When I went to visit her in Pree-uhnce-ton, her parents greeted me with a decided lack of southern friendliness that had me puzzled until she explained.

“They thee-uhnk youall are a hee-uhppy,” she gasped between snickers the first time we were alone.

My hair was considerably shorter than it appears in the accompanying outdated picture of me, and I was clean-shaven. However, even though I was from West Virginia, I became suspect because this was 1969, there were no whitewalls over my ears, my sideburns were longer than even my own father was comfortable with, and I was a student at a big university where there were, in fact, hippies.

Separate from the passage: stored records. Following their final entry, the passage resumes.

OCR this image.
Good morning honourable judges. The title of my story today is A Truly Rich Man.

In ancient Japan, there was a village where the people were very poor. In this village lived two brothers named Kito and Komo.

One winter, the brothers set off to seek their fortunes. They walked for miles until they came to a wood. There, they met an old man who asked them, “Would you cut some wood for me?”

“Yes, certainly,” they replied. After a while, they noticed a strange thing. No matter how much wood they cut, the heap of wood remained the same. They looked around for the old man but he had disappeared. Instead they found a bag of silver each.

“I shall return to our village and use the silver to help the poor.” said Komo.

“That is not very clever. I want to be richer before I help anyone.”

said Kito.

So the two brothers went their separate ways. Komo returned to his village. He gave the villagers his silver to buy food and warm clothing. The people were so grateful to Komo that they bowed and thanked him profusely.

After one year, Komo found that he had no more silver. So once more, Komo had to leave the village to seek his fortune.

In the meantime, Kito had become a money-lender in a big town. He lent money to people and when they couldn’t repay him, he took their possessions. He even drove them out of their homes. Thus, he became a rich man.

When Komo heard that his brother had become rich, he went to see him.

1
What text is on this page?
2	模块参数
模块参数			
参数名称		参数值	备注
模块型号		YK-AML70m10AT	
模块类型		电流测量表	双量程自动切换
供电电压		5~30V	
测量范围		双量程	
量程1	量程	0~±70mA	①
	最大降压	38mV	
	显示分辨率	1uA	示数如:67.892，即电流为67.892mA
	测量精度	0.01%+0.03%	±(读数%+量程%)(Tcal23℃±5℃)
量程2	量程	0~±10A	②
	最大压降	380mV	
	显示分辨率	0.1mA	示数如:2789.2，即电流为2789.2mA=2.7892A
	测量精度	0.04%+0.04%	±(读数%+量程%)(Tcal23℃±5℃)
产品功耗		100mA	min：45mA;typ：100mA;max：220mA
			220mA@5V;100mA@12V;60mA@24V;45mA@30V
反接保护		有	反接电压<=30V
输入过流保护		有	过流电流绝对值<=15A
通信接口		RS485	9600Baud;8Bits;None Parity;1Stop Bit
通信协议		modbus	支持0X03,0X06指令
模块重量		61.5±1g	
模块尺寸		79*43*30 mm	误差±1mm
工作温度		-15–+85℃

I told her I would take it from there. The first chance I got, I began talking to her father about squirrel hunting and the fact that his neighbor’s 1965 Chevelle was one of only about 200 that came from the factory with a 396 cubic-inch engine, and that’s all it took.

Being bilingual (so to speak) gives me an idea of what I might do when I go to Gettysburg with my buddies who do living history. They talk about the battle with tourists who come to have their pictures taken with a vintage cannon and two guys in authentic Union Army lieutenants’ uniforms.

Tourists frequently ask them about the cannon and ... well, we’ll get to that later. I’d have to wear some kind of uniform, but should it be blue or gray? I had relatives in both armies and have found a solution that will honor all of them.

There is also the question of my rank. I have no particular desire to be an officer. I was a sergeant first class in ROTC, so I decided to become a first sergeant because after 42 years I deserve a promotion of some kind. Also, “first sergeant” has a distinguished, grownup ring to it.

Being an noncommissioned officer also means I won’t have to buy belts, boots, swords, pistols or other expensive accoutrements. All I need is a blouse, scruffy-looking shoes and a pair of pants that could have been worn by soldiers in either army.

One day, I’ll wear a homespun blouse and the gray cap of a Confederate soldier, in which case tourists will probably ask what I’m doing in the company of two Union officers. Most will want to know if I’m a prisoner, to which I’ll respond:

“No, ma’am (or ‘suh,’ as the case may be). These heah bluebelly officers ride hosses fo’ a livin’. They don’ know they (beast of burden) from fried meat about this heah field piece. My boys taken enough cannon off’n ’em an’ put ’em to good use, that they reckon Ah kin tell y’all tourists about ’em.”

If someone makes the mistake of calling me “sir,” Ah kin answer that insult the same way any self-respecting sergeant would, by bellowing out, “Don’t call me ‘suh’! Ah WORK fo’ a livin’!”

The next day, I’ll be there in the same pants and shoes, but wearing a white blouse and the blue forage cap of a Union first sergeant.

Should someone ask if I hadn’t been a Confederate the day before, I’ll tell them in language my mother would have approved:

“No, ma’am (or ‘sir,’ as the case may be), the trooper who was here yesterday was my cousin. He and I take turns because these two officers are friends of our family, and they decided this would the only way someone in his uniform could ever make it to the top of this hill.”

If they ask our names, I’ll just tell them mine is Jim ... and his is Jee-uhm.